Has VMware become irrelevant?

By Published On: November 9, 2015

Containers, Cloud, Automation, and Networking – I’m going to try and explain VMware’s next generation enterprise approach in a single blog post.

VMware’s legacy strategy was straightforward. VMware wanted as many enterprise companies to virtualize as many x86 servers as possible using vSphere. Up to roughly 2010, the strategy has paid off. VMware became the most dominant player in data center virtualization. Now as AWS is making a play for enterprise customers, VMware has a short window to leverage their huge market share to a next-generation data center strategy that appeals to customers.

The Cloud

VMware has a window as their core customers try to figure out how cloud computing will integrate into their infrastructures. There are business drivers and a small subset of the enterprise developer community that are drive adoption of cloud strategies. VMware calls this effort Cloud-Native. In short developers want the ability to react to business demand by pushing code directly to the infrastructure. Think of the model Netflix uses to deploy and manage applications. Devops is the common term for this operations model. The Netflix devops model is powered by AWS.

VMware’s core customers don’t have the same business drivers as Web-scale companies such as Netflix. VMware core customers still need to maintain thousands of legacy end user and server applications alongside Cloud-Native applications. The situation points to a serious challenge to customers and a challenge and opportunity for VMware.

vSphere marches on

VMware has continued to march along with their vSphere platform. vSphere is still a cash cow for VMware and a solid platform to manage legacy applications. VMware has steadily built its Cloud-Native strategy around its various core data center technologies referred to as Software-Defined Data Center (SDDC).

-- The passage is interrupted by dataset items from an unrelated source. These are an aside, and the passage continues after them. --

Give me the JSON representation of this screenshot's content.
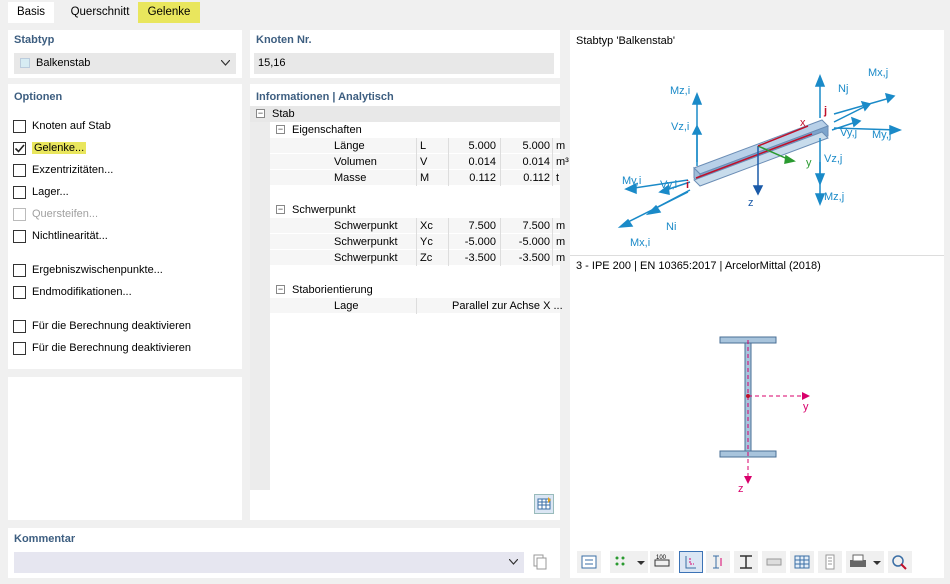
{
  "tabs": [
    {
      "label": "Basis"
    },
    {
      "label": "Querschnitt"
    },
    {
      "label": "Gelenke"
    }
  ],
  "stabtyp": {
    "title": "Stabtyp",
    "value": "Balkenstab"
  },
  "knoten": {
    "title": "Knoten Nr.",
    "value": "15,16"
  },
  "optionen": {
    "title": "Optionen",
    "items": [
      {
        "label": "Knoten auf Stab",
        "checked": false,
        "disabled": false
      },
      {
        "label": "Gelenke...",
        "checked": true,
        "disabled": false
      },
      {
        "label": "Exzentrizitäten...",
        "checked": false,
        "disabled": false
      },
      {
        "label": "Lager...",
        "checked": false,
        "disabled": false
      },
      {
        "label": "Quersteifen...",
        "checked": false,
        "disabled": true
      },
      {
        "label": "Nichtlinearität...",
        "checked": false,
        "disabled": false
      },
      {
        "label": "Ergebniszwischenpunkte...",
        "checked": false,
        "disabled": false
      },
      {
        "label": "Endmodifikationen...",
        "checked": false,
        "disabled": false
      },
      {
        "label": "Für die Berechnung deaktivieren",
        "checked": false,
        "disabled": false
      },
      {
        "label": "Für die Berechnung deaktivieren",
        "checked": false,
        "disabled": false
      }
    ]
  },
  "info": {
    "title": "Informationen | Analytisch",
    "root": "Stab",
    "eig": {
      "label": "Eigenschaften",
      "rows": [
        {
          "name": "Länge",
          "sym": "L",
          "v1": "5.000",
          "v2": "5.000",
          "unit": "m"
        },
        {
          "name": "Volumen",
          "sym": "V",
          "v1": "0.014",
          "v2": "0.014",
          "unit": "m³"
        },
        {
          "name": "Masse",
          "sym": "M",
          "v1": "0.112",
          "v2": "0.112",
          "unit": "t"
        }
      ]
    },
    "sch": {
      "label": "Schwerpunkt",
      "rows": [
        {
          "name": "Schwerpunkt",
          "sym": "Xc",
          "v1": "7.500",
          "v2": "7.500",
          "unit": "m"
        },
        {
          "name": "Schwerpunkt",
          "sym": "Yc",
          "v1": "-5.000",
          "v2": "-5.000",
          "unit": "m"
        },
        {
          "name": "Schwerpunkt",
          "sym": "Zc",
          "v1": "-3.500",
          "v2": "-3.500",
          "unit": "m"
        }
      ]
    },
    "ori": {
      "label": "Staborientierung",
      "rows": [
        {
          "name": "Lage",
          "value": "Parallel zur Achse X ..."
        }
      ]
    }
  },
  "kommentar": {
    "title": "Kommentar",
    "value": ""
  },
  "preview": {
    "title": "Stabtyp 'Balkenstab'",
    "section": "3 - IPE 200 | EN 10365:2017 | ArcelorMittal (2018)",
    "labels": {
      "mzi": "Mz,i",
      "vzi": "Vz,i",
      "myi": "My,i",
      "vyi": "Vy,i",
      "ni": "Ni",
      "mxi": "Mx,i",
      "nj": "Nj",
      "mxj": "Mx,j",
      "vyj": "Vy,j",
      "myj": "My,j",
      "vzj": "Vz,j",
      "mzj": "Mz,j",
      "x": "x",
      "y": "y",
      "z": "z",
      "i": "i",
      "j": "j"
    },
    "secy": "y",
    "secz": "z"
  },
  "colors": {
    "accent": "#3d5e80",
    "highlight": "#e9e65d",
    "force": "#1a8ac8",
    "axis": "#d8006b"
  }
}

The SDDC is made up of the various components of the data center. VMware’s hand is in everything from storage (VSAN) to networking (NSX) to automation (vRA). All of these components are tightly integrated with vSphere. These products all look to add value to the vSphere environment. All of the innovative portions of these products are tied to vSphere.

VMware Cloud-Native

It’s my view that VMware want’s to make their SDDC as ambiguous as bare metal hardware. If a customer wants to implement containers, OpenStack or any other cloud-like technology why look past vSphere? Why figure out how to manage the infrastructure for legacy apps, alongside Cloud-Native infrastructure? VMware’s argument is to continue to manage your traditional infrastructure with vSphere while extending it with solutions like vSphere Integrated Containers or vSphere Integrated OpenStack.

Too little too late?

Is VMware too late with its Cloud-Native strategy? Have customers decided to move on without vSphere? I don’t think the timing is an issue. I believe VMware has to answer the value question for existing customers. Can VMware defeat the image that vSphere has become too expensive vs. alternatives? Are customers starving vSphere environments until a transition to the public cloud is complete?

With all the competition and questions, I’m far from writing VMware off.